Article Text

  1. H. F. Todd1,
  2. R. A. Ahokas1,
  3. P. L. Johnson1,
  4. S. K. Bhattacharya1,
  5. Y. Sun1,
  6. K. T. Weber1
  1. 1University of Tennessee Health Science Center, Memphis, TN.


Purpose Patients with the salt-avid state of congestive heart failure (CHF) have been found to have hypozincemia of uncertain origin(s), which may reduce antioxidant defenses provided by Cu/Zn superoxide dismutase (SOD). In rats with aldosteronism, urinary Zn excretion is increased, leading to hypozincemia and reduced plasma Cu/Zn-SOD activity. Whether spironolactone (Spiro), an aldosterone receptor antagonist, would restore plasma Zn levels and Cu/Zn-SOD activity in rats with established hypozincemia remains uncertain.

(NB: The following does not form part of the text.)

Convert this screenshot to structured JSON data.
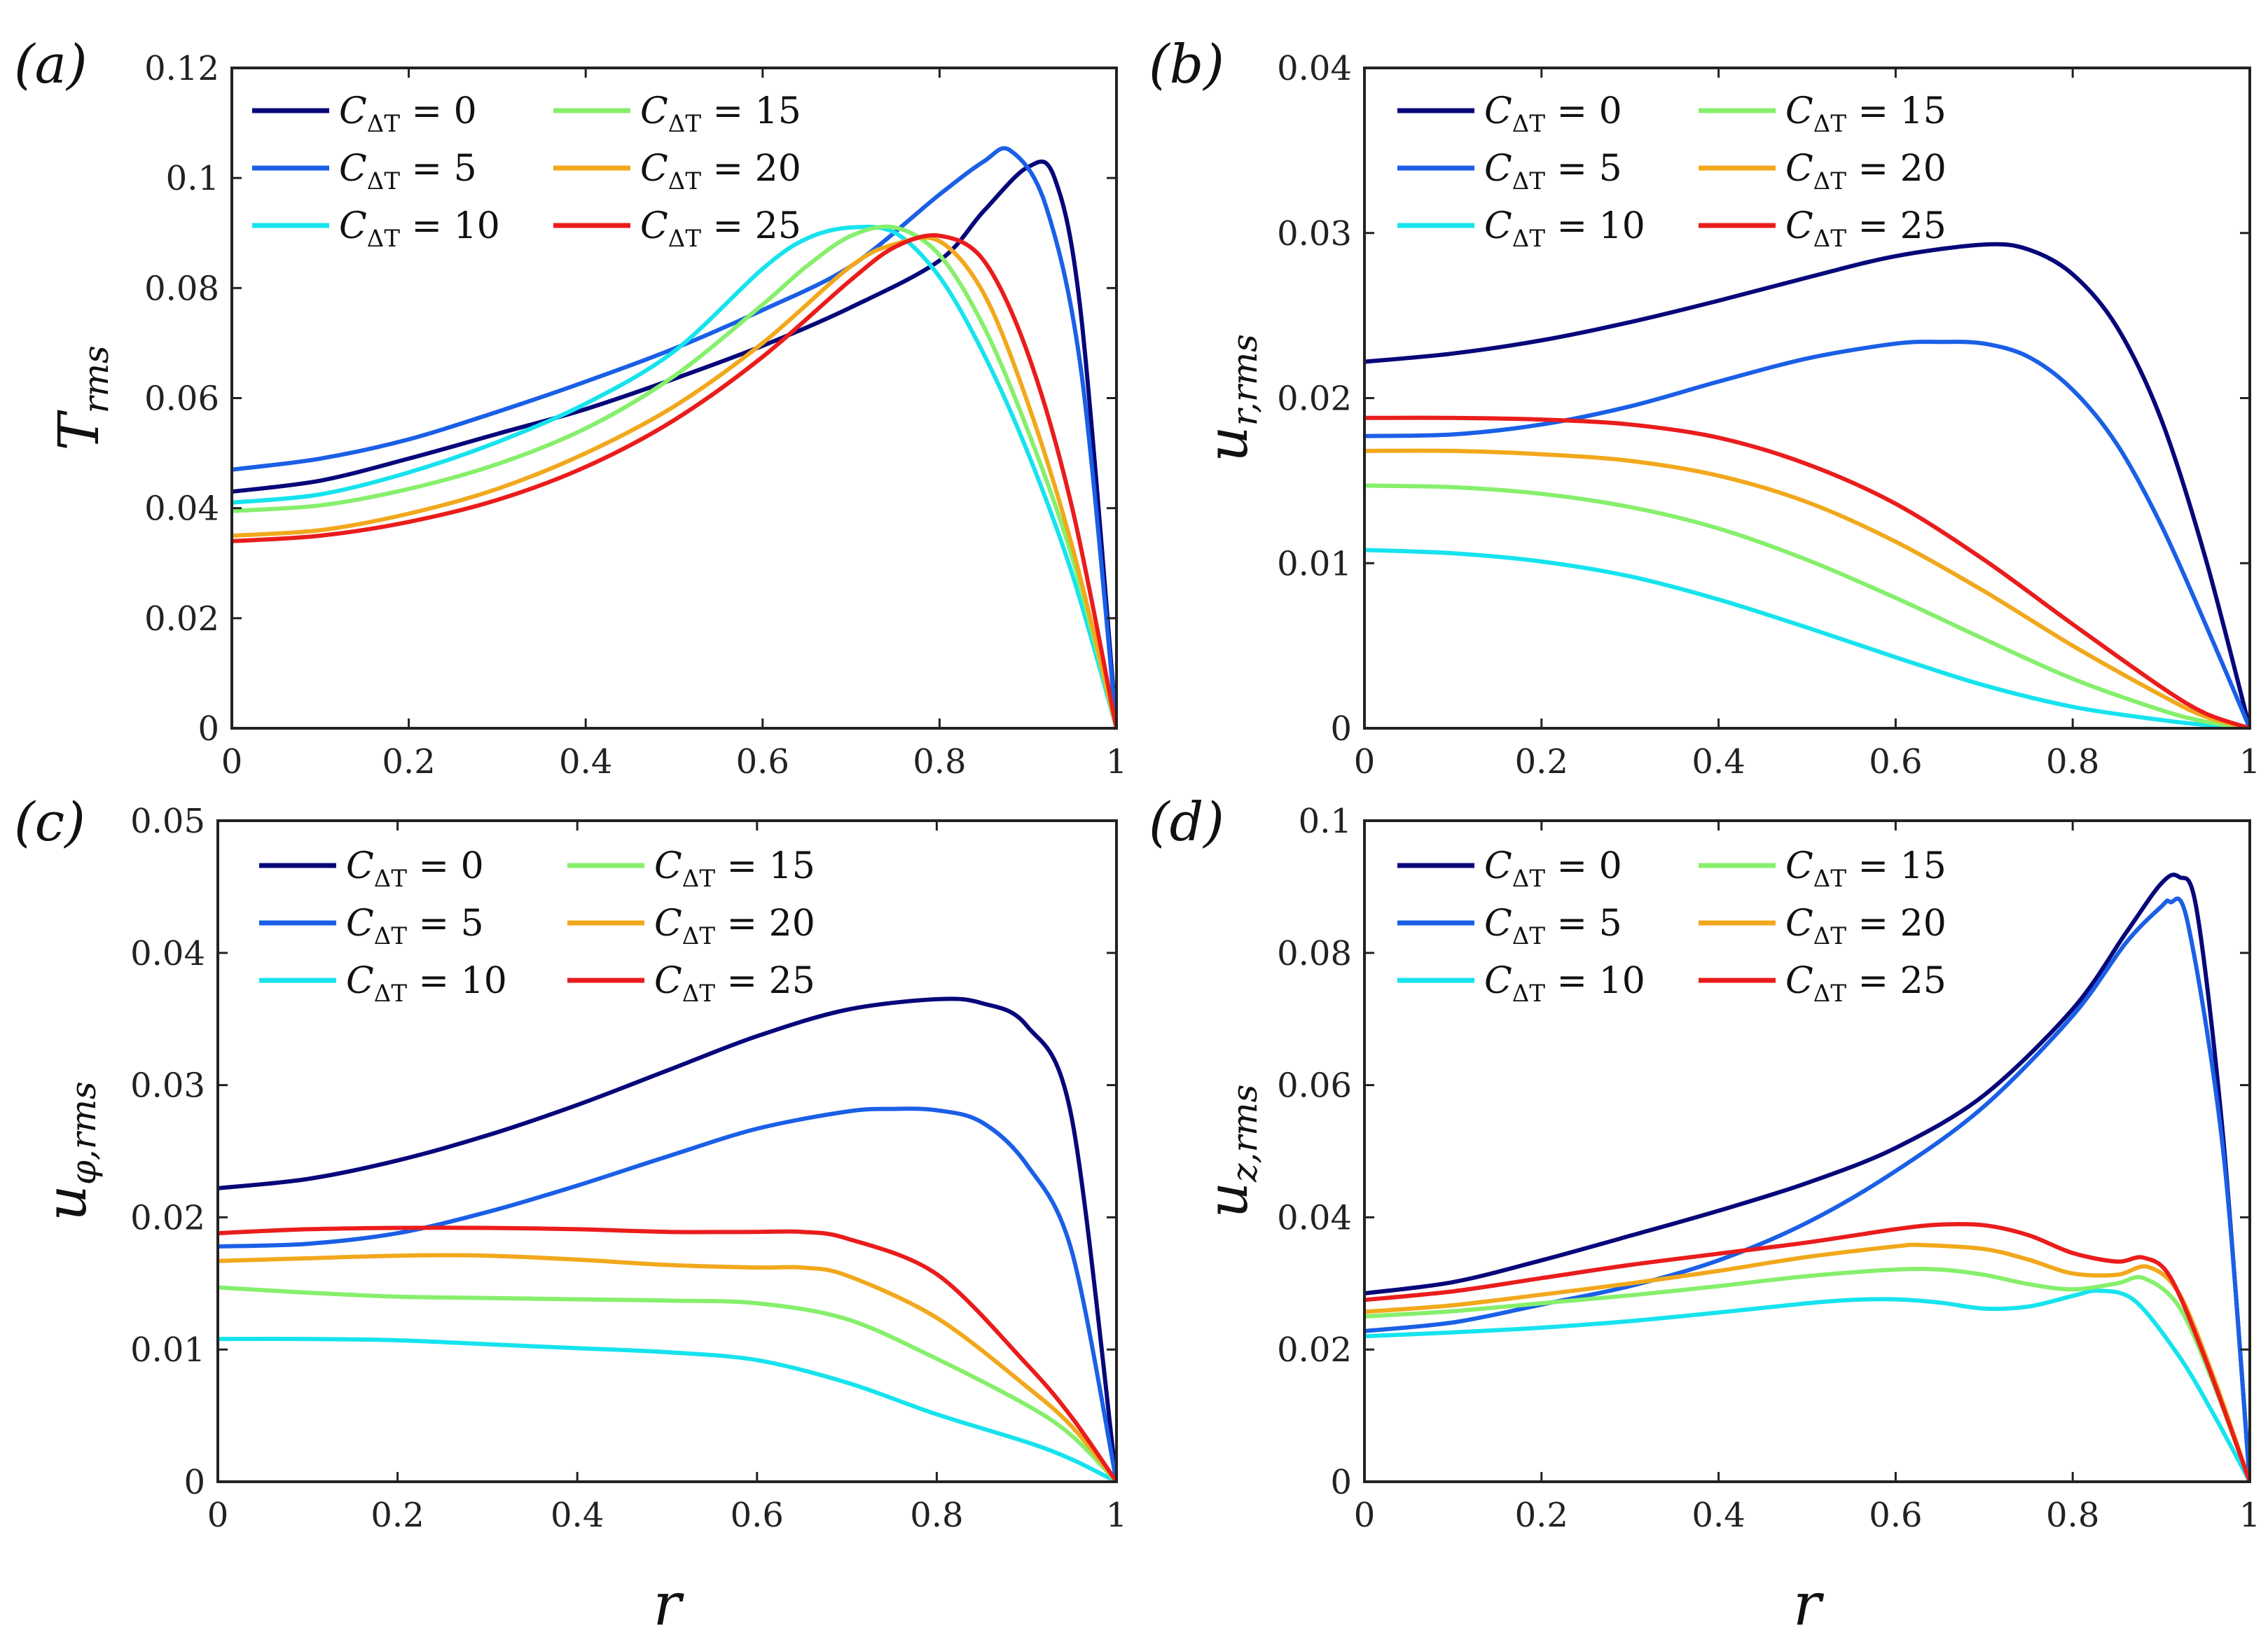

Methods and Results Uninephrectomized Sprague-Dawley rats received aldosterone (0.75 μg/h) plus 1% NaCl in their drinking water (ALDOST) for 1, 4, and 6 weeks. In a separate group that received ALDOST for 6 weeks, Spiro was begun at week 3 and continued to week 6 (A+Spiro), in a treatment study format. Unoperated, untreated, age-/gender-matched rats served as controls. Plasma Zn and Cu/Zn-SOD activity were monitored at weeks 1, 4, and 6 ALDOST and at week 6 of A+Spiro. We found (mean ± SEM) plasma Zn levels were reduced (p < .05) at weeks 1, 4, and 6 ALDOST (56.5 ± 3.7, 59.7 ± 1.1 and 47.8 ± 2.7 μg/dL, respectively) compared with controls (87.6 ± 1.0 μg/dL), which was related to the hyperzincuria (1.37 ± 0.09 vs 8.61 ± 1.04 μg/24 h) seen with ALDOST. Plasma Cu/Zn-SOD activity was reduced (p < .05) at weeks 1, 4, and 6 ALDOST (1.05 ± 0.11, 1.05 ± 0.06, and 0.85 ± 0.03 U/mL, respectively) compared with controls (1.69 ± 0.10 U/mL). By contrast, urinary Zn excretion was attenuated with A+Spiro (3.85 ± 1.26 μg/24 h), which allowed for the return of plasma Zn to control levels (83.0 μg/dL) and an attenuation of the reduction in plasma Cu/Zn activity (1.27 ± 0.05 U/mL) at week 6.

Conclusions In aldosteronism, the hypozincemia and reduced plasma Cu/Zn-SOD activity that appear due to hyperzincuria can each be corrected by treatment with an aldosterone receptor antagonist, Spiro. The proven utility of Spiro in the management of patients with CHF may include its favorable impact in controlling urinary Zn excretion and restoring serum Zn and antioxidant defenses toward normal levels.